Quinn monta sur le toit de l'hôpital Buckland à Douvres et remarqua six blocs de maisons abandonnées mitoyens. Ils ont obtenu un financement de l'Europe et sont sur le point d'ouvrir bientôt.

«C’est une communauté fermée», explique Brighton. «Il y aura une clôture, mais pas envahissante ni oppressante.» Il y aura un hub où les habitants et les résidents atteints de démence pourront se divertir, ainsi qu'un café et une salle de sport. Les maisons auront chacune cinq chambres à coucher et aucune porte verrouillée. L'équipe explore des idées avec la communauté locale, notamment garder des chèvres, tisser des liens avec une école primaire et inviter des enfants à participer à des activités.

Si nous les laissons faire, les personnes atteintes de démence prennent les bus jusqu'au bout de la ligne. Un homme, habitué aux voyages internationaux, évitait son aide-soignant, se rendait à l'aéroport et sautait dans un avion pour se rendre dans le pays où il avait grandi. Dans les maisons d’habitation, les gens étaient attachés à des chaises. Cela ne se produit plus. Dans les communautés favorables à la démence préconisées par la Société Alzheimer, la technologie pourrait permettre d’errer. Il existe déjà des appareils GPS qui informent les parents de l’endroit où ils se trouve – qu’ils le veuillent ou non.

Et c'est la partie la plus difficile: savoir ce que quelqu'un veut. Nous prenons des décisions pour les personnes atteintes de démence dans l’espoir de les protéger. Parfois, lorsque vous entendez parler d’une femme, telle que la mère d’une amie, qui bascule sur son siège en murmurant: «Aidez-moi, aidez-moi», vous devez vous demander si nous avons bien compris.

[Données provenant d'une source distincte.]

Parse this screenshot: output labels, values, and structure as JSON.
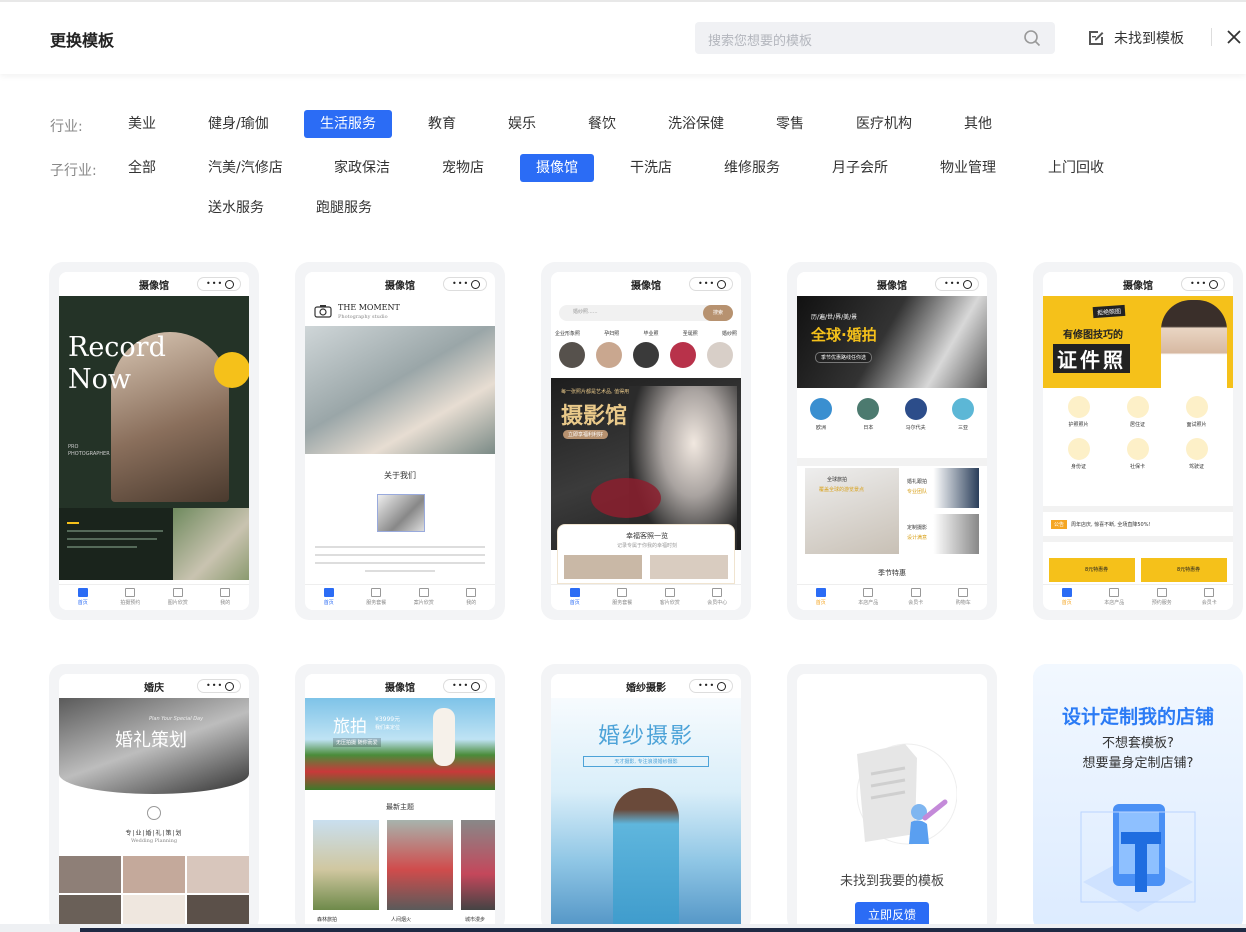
{
  "header": {
    "title": "更换模板",
    "search_placeholder": "搜索您想要的模板",
    "notfound_label": "未找到模板"
  },
  "filters": {
    "industry_label": "行业:",
    "industries": [
      "美业",
      "健身/瑜伽",
      "生活服务",
      "教育",
      "娱乐",
      "餐饮",
      "洗浴保健",
      "零售",
      "医疗机构",
      "其他"
    ],
    "industry_active": "生活服务",
    "subindustry_label": "子行业:",
    "subindustries": [
      "全部",
      "汽美/汽修店",
      "家政保洁",
      "宠物店",
      "摄像馆",
      "干洗店",
      "维修服务",
      "月子会所",
      "物业管理",
      "上门回收",
      "送水服务",
      "跑腿服务"
    ],
    "subindustry_active": "摄像馆"
  },
  "templates": [
    {
      "title": "摄像馆",
      "hero_text": "Record Now",
      "side_text": "PRO PHOTOGRAPHER",
      "tabs": [
        "首页",
        "拍摄预约",
        "图片欣赏",
        "我的"
      ]
    },
    {
      "title": "摄像馆",
      "brand": "THE MOMENT",
      "brand_sub": "Photography studio",
      "section": "关于我们",
      "tabs": [
        "首页",
        "服务套餐",
        "案片欣赏",
        "我的"
      ]
    },
    {
      "title": "摄像馆",
      "search_placeholder": "婚纱照......",
      "search_btn": "搜索",
      "cats": [
        "企业形象照",
        "孕妇照",
        "毕业照",
        "圣诞照",
        "婚纱照"
      ],
      "banner_sub": "每一张照片都是艺术品, 值得用心",
      "banner": "摄影馆",
      "banner_btn": "立即享福利利好",
      "section": "幸福客照一览",
      "section_sub": "记录专属于你我的幸福时刻",
      "tabs": [
        "首页",
        "服务套餐",
        "客片欣赏",
        "会员中心"
      ]
    },
    {
      "title": "摄像馆",
      "banner_small": "历/遍/世/界/美/景",
      "banner": "全球·婚拍",
      "banner_btn": "季节优惠路线任你选",
      "places": [
        "欧洲",
        "日本",
        "马尔代夫",
        "三亚"
      ],
      "promo1_title": "全球旅拍",
      "promo1_sub": "覆盖全球的游览景点",
      "promo2_title": "婚礼跟拍",
      "promo2_sub": "专业团队",
      "promo3_title": "定制摄影",
      "promo3_sub": "设计满意",
      "section": "季节特惠",
      "tabs": [
        "首页",
        "本店产品",
        "会员卡",
        "购物车"
      ]
    },
    {
      "title": "摄像馆",
      "banner_tag": "拒绝照图",
      "banner_mid": "有修图技巧的",
      "banner": "证件照",
      "items": [
        "护照照片",
        "居住证",
        "面试照片",
        "身份证",
        "社保卡",
        "驾驶证"
      ],
      "notice_tag": "公告",
      "notice": "周年店庆, 惊喜不断, 全场直降50%!",
      "coupon": "8元特惠券",
      "tabs": [
        "首页",
        "本店产品",
        "预约服务",
        "会员卡"
      ]
    },
    {
      "title": "婚庆",
      "banner_small": "Plan Your Special Day",
      "banner": "婚礼策划",
      "tagline": "专|业|婚|礼|策|划",
      "tagline_en": "Wedding Planning"
    },
    {
      "title": "摄像馆",
      "banner": "旅拍",
      "banner_price": "¥3999元",
      "banner_sub": "我们来定位",
      "banner_tags": "无压拍摄  随你而爱",
      "section": "最新主题",
      "photos": [
        "森林旅拍",
        "人间烟火",
        "城市漫步"
      ]
    },
    {
      "title": "婚纱摄影",
      "banner": "婚纱摄影",
      "banner_sub": "天才摄影, 专注浪漫婚纱摄影"
    },
    {
      "type": "feedback",
      "text": "未找到我要的模板",
      "button": "立即反馈"
    },
    {
      "type": "custom",
      "title": "设计定制我的店铺",
      "line1": "不想套模板?",
      "line2": "想要量身定制店铺?"
    }
  ],
  "colors": {
    "accent": "#2b6cf5",
    "gold": "#f5c11a",
    "dark_green": "#243327"
  }
}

Ma mère déteste les portes verrouillées. Quand elle vivait dans son appartement, il n’y avait pas un jour où elle ne se rendait pas au magasin local ou ne prenait le bus pour aller en ville. Cela m'attriste de la voir réduite à un corridor et maintenant, même si elle se trouve dans un endroit sûr avec de merveilleux soignants, elle commence à tomber; Lors de ma dernière visite, je l’ai retrouvée avec des ecchymoses dans la chambre d’une autre résidente, comme elle le fait souvent. Et pour la première fois, je n'ai pas eu l'impression qu'elle savait qui j'étais.

Pour Spiering, s’occuper des personnes atteintes de démence est une question de risque calculé: «accepter la fragilité et le fait que, dans les maisons de retraite, les gens vont avoir des chutes et vont mourir, et nous ne pouvons pas empêcher cela. Mais on peut ajouter de la qualité de vie. Et ce n’est pas en les enfermant et en ne les voyant plus comme des êtres humains. "

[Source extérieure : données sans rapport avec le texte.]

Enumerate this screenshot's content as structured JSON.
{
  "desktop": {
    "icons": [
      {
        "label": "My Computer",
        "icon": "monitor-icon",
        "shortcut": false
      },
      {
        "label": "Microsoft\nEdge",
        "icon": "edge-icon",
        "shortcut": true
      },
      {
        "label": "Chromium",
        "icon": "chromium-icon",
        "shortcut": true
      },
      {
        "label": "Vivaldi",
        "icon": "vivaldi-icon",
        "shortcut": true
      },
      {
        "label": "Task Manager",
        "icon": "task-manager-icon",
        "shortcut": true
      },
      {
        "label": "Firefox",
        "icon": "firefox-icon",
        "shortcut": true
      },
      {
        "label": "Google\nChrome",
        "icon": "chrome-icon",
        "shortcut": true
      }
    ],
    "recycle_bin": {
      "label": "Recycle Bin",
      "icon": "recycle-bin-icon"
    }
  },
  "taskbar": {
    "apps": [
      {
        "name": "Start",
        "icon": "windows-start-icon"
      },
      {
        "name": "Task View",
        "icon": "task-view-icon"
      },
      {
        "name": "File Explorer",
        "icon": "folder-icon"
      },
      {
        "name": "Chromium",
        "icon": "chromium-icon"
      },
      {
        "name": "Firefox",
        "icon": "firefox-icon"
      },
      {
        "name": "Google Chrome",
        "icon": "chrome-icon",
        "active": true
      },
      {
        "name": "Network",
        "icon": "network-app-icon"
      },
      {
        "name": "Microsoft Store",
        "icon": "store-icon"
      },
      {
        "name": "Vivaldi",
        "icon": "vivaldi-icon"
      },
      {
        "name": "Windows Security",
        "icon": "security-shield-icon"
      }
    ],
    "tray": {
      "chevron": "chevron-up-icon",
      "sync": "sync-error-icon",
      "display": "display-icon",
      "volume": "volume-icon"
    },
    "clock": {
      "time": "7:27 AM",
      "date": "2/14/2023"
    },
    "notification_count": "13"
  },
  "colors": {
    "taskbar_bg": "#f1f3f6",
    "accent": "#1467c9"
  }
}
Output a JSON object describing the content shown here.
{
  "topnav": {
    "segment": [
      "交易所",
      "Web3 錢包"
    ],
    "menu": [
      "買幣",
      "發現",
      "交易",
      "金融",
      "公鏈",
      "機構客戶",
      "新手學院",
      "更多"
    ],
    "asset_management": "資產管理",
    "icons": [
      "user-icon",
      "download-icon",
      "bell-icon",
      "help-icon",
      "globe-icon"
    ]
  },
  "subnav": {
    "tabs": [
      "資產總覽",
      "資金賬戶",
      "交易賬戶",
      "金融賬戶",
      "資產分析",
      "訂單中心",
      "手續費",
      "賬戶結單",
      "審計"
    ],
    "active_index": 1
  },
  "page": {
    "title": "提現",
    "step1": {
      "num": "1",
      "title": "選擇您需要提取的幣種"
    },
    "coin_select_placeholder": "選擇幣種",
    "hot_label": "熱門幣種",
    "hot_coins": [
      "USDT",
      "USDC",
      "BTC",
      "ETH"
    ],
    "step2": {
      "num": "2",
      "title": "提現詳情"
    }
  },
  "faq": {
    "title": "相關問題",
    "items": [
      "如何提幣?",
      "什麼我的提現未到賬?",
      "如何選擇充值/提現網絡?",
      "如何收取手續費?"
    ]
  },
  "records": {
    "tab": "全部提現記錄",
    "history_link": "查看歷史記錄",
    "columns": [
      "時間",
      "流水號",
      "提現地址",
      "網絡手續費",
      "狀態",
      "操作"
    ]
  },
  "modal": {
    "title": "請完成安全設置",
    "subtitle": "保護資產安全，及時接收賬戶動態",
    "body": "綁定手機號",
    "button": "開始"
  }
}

Ma mère est bien soignée, par des gens qui la voient comme humaine et aimable – mais son désir constant de partir me trouble. Je veux qu’elle soit en sécurité, mais même plus que cela, je ne veux pas qu’elle soit malheureuse. Plus que tout, je veux qu’elle vive la vie qu’elle veut, dans le peu de temps qu’elle lui reste. Et ça fait mal qu'elle ne puisse pas me dire – même si elle sait – ce que c'est.

Toutes les personnes photographiées et interviewées vivent ou passent du temps dans des villages gérés par Appartenir, une organisation caritative britannique qui fournit des soins, un logement et un soutien aux personnes atteintes de démence.